Supongamos que nos encontramos con un lugar, con las ruinas de un viejo monasterio o universidad en un lugar no antes visitado. Su naturaleza antigua y tradicional nos evoca, por ejemplo, a Hogwarts o bien nos sugiere Gryffindor, en alusión a las novelas de Harry Potter. O bien imaginemos que una misión espacial de la NASA o de la Agencia Espacial Europea se posa en un planeta oscuro y rocoso y deciden llamarlo Mordor. Menudos «frikis», ¿Verdad?. Lo cierto es que este proceder no sería nada nuevo, porque no es la primera vez que la imaginación y los recuerdos presentes en las mentes del ser humano se hayan visto reflejados en parajes o paisajes reales. Es el caso de California, la península y región meridional del oeste de los EEUU y del norte de México.

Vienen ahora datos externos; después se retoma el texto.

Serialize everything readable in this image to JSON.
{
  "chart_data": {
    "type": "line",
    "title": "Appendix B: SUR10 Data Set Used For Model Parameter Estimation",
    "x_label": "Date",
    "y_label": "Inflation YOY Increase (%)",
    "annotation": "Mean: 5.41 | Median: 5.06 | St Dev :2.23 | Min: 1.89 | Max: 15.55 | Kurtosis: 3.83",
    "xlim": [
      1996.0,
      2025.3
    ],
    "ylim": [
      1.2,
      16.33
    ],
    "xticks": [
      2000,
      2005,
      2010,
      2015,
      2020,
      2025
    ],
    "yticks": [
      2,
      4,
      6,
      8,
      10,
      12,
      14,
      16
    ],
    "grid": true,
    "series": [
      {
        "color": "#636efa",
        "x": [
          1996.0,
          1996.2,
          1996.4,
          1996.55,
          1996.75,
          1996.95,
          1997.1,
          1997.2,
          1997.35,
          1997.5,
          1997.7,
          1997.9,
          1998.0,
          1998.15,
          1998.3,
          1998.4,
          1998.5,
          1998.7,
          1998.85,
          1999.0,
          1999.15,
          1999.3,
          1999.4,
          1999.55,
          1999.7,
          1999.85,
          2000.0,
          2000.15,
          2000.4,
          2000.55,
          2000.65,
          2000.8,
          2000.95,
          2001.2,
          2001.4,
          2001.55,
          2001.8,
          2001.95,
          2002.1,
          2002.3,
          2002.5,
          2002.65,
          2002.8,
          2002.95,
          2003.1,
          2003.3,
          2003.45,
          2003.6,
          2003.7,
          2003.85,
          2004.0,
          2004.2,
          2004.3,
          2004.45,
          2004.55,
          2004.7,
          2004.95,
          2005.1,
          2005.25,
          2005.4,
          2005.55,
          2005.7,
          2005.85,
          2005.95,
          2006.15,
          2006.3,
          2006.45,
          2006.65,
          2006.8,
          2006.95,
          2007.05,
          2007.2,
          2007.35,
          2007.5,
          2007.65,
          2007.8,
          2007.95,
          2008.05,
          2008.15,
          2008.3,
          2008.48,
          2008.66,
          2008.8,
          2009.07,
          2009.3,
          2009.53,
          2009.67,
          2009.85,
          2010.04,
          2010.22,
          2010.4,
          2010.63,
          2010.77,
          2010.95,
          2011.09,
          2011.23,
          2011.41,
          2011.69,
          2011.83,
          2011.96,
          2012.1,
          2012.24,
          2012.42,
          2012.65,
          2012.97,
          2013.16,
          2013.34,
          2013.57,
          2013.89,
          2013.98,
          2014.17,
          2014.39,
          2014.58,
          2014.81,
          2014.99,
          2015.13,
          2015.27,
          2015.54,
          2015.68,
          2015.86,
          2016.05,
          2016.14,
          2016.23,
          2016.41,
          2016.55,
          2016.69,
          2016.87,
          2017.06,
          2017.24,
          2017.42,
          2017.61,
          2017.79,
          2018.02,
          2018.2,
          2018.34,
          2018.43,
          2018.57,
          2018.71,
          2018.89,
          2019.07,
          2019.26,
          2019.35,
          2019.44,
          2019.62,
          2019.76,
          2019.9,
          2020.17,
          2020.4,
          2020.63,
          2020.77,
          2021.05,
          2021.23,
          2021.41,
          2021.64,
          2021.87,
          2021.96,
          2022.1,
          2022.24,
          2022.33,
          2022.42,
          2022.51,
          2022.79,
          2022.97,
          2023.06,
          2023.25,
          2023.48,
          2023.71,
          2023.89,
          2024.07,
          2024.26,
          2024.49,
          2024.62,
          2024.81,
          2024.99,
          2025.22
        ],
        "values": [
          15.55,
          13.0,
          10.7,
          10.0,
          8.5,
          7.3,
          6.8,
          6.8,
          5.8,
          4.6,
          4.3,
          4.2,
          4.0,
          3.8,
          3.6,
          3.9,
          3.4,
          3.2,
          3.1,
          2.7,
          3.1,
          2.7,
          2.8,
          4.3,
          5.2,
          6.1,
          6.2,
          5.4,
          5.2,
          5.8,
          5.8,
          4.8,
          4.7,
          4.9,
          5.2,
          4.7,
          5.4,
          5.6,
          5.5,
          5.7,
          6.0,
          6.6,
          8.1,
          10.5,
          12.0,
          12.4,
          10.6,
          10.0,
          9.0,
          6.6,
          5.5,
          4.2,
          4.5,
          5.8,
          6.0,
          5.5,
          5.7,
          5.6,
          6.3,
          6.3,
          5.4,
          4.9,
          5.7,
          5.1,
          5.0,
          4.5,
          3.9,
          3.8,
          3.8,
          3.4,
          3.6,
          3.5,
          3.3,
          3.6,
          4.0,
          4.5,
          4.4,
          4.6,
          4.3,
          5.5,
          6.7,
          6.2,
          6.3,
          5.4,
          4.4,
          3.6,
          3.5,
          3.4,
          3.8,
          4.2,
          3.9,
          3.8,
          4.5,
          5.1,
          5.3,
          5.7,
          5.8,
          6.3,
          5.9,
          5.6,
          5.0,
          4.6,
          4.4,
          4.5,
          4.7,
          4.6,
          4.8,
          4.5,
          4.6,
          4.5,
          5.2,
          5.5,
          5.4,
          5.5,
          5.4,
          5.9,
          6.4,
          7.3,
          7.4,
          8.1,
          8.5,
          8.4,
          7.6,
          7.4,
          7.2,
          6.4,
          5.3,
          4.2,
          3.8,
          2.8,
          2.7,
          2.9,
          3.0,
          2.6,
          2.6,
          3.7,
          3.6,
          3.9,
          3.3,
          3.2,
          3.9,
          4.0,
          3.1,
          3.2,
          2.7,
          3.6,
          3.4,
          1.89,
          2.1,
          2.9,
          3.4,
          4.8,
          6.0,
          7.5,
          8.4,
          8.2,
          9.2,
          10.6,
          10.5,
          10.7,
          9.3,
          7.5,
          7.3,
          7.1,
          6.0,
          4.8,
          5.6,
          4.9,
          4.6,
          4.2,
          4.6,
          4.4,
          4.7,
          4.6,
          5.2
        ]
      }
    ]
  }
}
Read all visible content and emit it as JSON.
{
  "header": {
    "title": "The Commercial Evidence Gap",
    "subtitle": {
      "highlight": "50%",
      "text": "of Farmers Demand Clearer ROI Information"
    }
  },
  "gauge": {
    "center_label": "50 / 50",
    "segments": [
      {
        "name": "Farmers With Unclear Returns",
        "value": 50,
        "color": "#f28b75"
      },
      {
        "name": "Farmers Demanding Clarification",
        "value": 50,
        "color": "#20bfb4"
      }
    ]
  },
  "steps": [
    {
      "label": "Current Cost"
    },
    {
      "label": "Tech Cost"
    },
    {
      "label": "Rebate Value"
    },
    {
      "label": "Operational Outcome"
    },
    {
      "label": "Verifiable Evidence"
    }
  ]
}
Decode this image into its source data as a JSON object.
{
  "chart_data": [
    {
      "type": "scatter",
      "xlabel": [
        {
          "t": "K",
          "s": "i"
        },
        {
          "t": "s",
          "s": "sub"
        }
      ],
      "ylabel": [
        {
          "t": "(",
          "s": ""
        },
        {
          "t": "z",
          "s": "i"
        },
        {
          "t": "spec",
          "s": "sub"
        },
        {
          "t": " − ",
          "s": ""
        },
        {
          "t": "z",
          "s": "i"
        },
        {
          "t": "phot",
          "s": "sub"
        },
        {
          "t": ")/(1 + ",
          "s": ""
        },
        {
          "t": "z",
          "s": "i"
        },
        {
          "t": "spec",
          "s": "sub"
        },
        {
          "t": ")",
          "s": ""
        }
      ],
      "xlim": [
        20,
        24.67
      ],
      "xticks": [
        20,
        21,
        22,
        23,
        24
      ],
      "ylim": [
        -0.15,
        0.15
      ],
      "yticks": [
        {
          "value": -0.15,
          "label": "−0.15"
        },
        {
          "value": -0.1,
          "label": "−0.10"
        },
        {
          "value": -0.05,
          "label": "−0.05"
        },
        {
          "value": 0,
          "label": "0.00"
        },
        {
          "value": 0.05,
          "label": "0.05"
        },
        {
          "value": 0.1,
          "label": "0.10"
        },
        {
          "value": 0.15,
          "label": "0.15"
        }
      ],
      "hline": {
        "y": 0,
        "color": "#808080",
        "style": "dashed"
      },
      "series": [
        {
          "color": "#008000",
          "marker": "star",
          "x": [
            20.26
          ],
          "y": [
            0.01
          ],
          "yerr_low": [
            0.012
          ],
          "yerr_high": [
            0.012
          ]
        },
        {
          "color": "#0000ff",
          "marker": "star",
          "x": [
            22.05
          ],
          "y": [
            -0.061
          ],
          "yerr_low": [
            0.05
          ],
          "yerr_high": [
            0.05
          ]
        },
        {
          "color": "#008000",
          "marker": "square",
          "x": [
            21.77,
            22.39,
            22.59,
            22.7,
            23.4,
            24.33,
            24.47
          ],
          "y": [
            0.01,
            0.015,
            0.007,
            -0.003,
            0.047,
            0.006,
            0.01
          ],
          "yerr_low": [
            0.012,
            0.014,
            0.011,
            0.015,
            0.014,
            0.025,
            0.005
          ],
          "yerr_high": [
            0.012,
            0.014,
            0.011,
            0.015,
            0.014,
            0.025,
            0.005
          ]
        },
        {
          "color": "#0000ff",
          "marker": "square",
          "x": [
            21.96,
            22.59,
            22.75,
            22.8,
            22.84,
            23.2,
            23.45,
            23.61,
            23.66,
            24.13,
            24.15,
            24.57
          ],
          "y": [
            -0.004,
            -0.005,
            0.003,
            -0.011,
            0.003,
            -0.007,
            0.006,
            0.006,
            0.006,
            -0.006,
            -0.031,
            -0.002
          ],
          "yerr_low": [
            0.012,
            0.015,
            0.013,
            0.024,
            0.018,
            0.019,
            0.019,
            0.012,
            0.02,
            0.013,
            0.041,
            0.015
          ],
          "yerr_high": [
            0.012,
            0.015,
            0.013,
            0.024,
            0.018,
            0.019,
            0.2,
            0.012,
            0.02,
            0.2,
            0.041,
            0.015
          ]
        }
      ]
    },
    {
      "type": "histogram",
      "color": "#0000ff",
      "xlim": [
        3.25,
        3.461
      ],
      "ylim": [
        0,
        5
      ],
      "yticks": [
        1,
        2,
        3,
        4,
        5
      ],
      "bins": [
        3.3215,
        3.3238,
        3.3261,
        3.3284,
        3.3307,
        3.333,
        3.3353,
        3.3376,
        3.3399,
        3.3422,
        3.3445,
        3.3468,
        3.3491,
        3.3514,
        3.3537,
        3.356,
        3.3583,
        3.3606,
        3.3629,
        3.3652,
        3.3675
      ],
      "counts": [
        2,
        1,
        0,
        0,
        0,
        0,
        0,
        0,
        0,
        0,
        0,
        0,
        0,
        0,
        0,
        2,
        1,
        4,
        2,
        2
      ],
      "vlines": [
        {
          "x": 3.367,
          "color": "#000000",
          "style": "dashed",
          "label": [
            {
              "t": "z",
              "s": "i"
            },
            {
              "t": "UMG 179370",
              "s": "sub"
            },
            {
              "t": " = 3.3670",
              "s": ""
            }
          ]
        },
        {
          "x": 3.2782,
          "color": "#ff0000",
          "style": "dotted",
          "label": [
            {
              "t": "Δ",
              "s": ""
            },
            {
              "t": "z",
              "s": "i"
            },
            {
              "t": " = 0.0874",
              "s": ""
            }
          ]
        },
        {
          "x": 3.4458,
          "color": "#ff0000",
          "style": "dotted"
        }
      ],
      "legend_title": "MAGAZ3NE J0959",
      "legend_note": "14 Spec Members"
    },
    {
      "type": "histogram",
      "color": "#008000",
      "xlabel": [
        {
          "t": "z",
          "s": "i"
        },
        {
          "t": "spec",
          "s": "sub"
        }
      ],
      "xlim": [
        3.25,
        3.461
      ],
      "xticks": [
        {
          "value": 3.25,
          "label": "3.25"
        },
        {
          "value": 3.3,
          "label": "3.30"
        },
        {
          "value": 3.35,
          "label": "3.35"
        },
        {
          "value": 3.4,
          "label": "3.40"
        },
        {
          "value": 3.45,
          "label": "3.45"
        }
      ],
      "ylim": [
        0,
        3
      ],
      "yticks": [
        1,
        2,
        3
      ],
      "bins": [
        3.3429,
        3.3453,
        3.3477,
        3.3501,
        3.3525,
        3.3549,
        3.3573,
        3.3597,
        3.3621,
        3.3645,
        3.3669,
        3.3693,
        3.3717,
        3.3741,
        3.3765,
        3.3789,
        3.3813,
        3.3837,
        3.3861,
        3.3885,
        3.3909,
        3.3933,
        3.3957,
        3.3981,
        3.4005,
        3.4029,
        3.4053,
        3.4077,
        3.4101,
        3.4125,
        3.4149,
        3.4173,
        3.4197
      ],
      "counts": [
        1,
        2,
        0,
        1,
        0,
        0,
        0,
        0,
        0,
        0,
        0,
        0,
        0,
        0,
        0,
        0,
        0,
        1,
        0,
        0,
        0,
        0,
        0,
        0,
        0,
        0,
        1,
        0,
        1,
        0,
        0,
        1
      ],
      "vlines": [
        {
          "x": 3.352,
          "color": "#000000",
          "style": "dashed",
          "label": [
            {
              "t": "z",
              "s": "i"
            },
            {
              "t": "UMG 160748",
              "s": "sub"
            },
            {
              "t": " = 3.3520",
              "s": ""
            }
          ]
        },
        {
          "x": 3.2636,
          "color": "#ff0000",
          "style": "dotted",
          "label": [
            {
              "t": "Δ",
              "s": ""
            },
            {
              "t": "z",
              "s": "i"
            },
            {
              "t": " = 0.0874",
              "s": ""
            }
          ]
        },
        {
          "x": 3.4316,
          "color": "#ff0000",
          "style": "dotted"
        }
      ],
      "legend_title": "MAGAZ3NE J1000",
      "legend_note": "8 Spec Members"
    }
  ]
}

El actual territorio de California fue divisado por primera vez por los europeos a principios del siglo XVI. Una expedición de Hernán Cortés, conquistador de México, ya merodeó la zona allá por 1534 y 1535. Lo que es una extensa península dispuesta de norte a sur, se creyó que era isla, y así fue cómo el 3 de mayo de 1535, Cortés la llamó «Isla Santa Cruz» en lo que hoy día es la Península de Baja California. Cuatro años más tarde, en 1539, otra expedición promovida por Cortés envió al navegante Francisco de Ulloa a explorar la zona del Pacífico con 3 navíos. Fue aquí cuando se registró por primera vez el nombre de California, en alusión a una isla imaginaria de un libro de caballerías llamado Las sergas de Esplandían (o Proezas de Esplandían), del escritor Garci Rodríguez de Montalvo. En la novela aparece el fantástico lugar de la Isla de California que, según la novela, pertenecía al Señorío de Calafia. Dicho señorío se encontraba bajo el mandato de una reina de las Amazonas, la cual se enamora del caballero Esplandián. Pues dicha isla ficticia es la que debió recordar a aquellos navegantes españoles, quiénes nombraron a aquellas tierras como California.
Los libros de caballerías fue un género literario que causó furor entre los lectores (los no muchos que sabían leer, claro) durante finales del siglo XV y, sobre todo, durante todo el siglo XVI. Tanta aceptación y éxito tuvieron que no pocos moralistas dudaron de su conveniencia para la lectura; mejor ocupar la lectura en temas más espirituales, pensarían. Pero lo cierto es que tales novelas fantásticas alimentaron la imaginación de muchas personas del incipiente Renacimiento. Entre estas personas había, como es el caso, navegantes que llenaron las larguísimas horas muertas a bordo de los navíos que se estaban aventurando en la inmensidad del Nuevo Mundo; unas peripecias, éstas sí muy reales e increíblemente arriesgadas.